The album’s production, provided by production duo 2 Hungry Bros, is sample driven but well-dug in terms of the obscurity of choices. There are electric guitar riffs, distortion and other elements all surgically stitched together in an efficient, well-arranged 12 song package. There are themes of addiction and anarchy and rebelling against established normss. And pussy and just being yourself, a subject that seems to escape the vast majority of rap music these days without giving airtime to imaginary haters.
Many of the album’s highlights come with high powered production and aggressive deliveries. Party Dave, one of the more lighthearted tracks on OBESE has hard, driving old school drums and an angelic mini break that separates each verse. Get Your Back Up Off The Wall packs the energy of a Blaxploitation car chase, full of musical drama and a well-constructed layout that calls us on the carpet for being weak in the face of our problems, from gay politicians that pass anti-gay laws, fat dudes succumbing to the power of bacon cheeseburgers, drug addicts, people in abusive relationships and many more vices.
Divine In The Flesh is the emcee highlight of the album with the irrepressible HomeBoy Sandman guest rhyming the shit out of the track with bars upon bars of razor sharp goodness. He rhymes:
Give a fuck about your budget, kiss the bunion./Think I’mma kick the bucket then you buggin/I’m just a cat that likes to wish the cat done drug in/ but know a lil something fo’ sho’, no shoulder shrugging/ I drove clones in droves of curmudgeons in a rumble for the rubbish/ them puppets are published to the public/ fuck being here to change the game I’m here to change the subject/ transfer all the royalties from royalty to the subjects/ serve a summons to the suckers at the summit…

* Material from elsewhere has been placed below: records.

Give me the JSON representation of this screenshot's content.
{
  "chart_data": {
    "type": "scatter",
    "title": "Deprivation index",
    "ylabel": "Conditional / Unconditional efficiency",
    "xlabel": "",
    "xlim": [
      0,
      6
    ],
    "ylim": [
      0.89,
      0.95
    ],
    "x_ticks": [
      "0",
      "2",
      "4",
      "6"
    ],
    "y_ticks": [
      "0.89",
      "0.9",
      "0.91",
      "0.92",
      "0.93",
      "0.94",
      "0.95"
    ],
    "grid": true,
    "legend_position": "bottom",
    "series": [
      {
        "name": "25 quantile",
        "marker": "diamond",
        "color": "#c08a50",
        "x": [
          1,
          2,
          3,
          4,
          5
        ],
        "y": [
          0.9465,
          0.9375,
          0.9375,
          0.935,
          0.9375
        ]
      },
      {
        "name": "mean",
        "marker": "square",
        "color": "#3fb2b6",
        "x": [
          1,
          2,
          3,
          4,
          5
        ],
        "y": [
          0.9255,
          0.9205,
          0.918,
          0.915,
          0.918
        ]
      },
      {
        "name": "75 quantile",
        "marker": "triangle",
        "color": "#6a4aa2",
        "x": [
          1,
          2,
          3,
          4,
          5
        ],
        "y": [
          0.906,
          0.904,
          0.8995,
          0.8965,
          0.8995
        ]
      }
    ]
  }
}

OBESE opener Boxes, whose thumps will make your neighbors fucking hate you, features alliteration, rhyme schemes that repeat words, rhyming the end of the stanza with the beginning of the next, breaking bar schemes and numerous devices that all segue into each other at the frenetic drop of a hat.
The slower songs are well placed to give you a breather from I Am Many’s aggressive delivery. Seek Adventure features a soothing Spanish vocal on the hook while I Am Many exhorts you to “seek adventure, strive to be remembered if not, take part in something you’ll remember.” Peace Over War addresses the vulnerability of a docile people to the power of Societal/Political/Religious structures. Many declares, “If it’s bullshit or nothing, I vote silence if it’s get abused or fight, I vote violence In addition to that, I vote minus, take away the malarkey they market to the minors.”
Songs like Tricks Of The Trade and OBESE closer Muscle Face & Lucas are evidence of Many’s narrative prowess, with each track featuring vivid imagery and layered storytelling.
I Am Many’s style is aggressive and jarring to those who aren’t used to listening to anything with density. If you are used to two line rhyme schemes and party music or frivolity, this may not be for you. But if you like hard beats with rhymes that are fluid, furious and functional then look no further. The beats are fat but the rhymes are OBESE.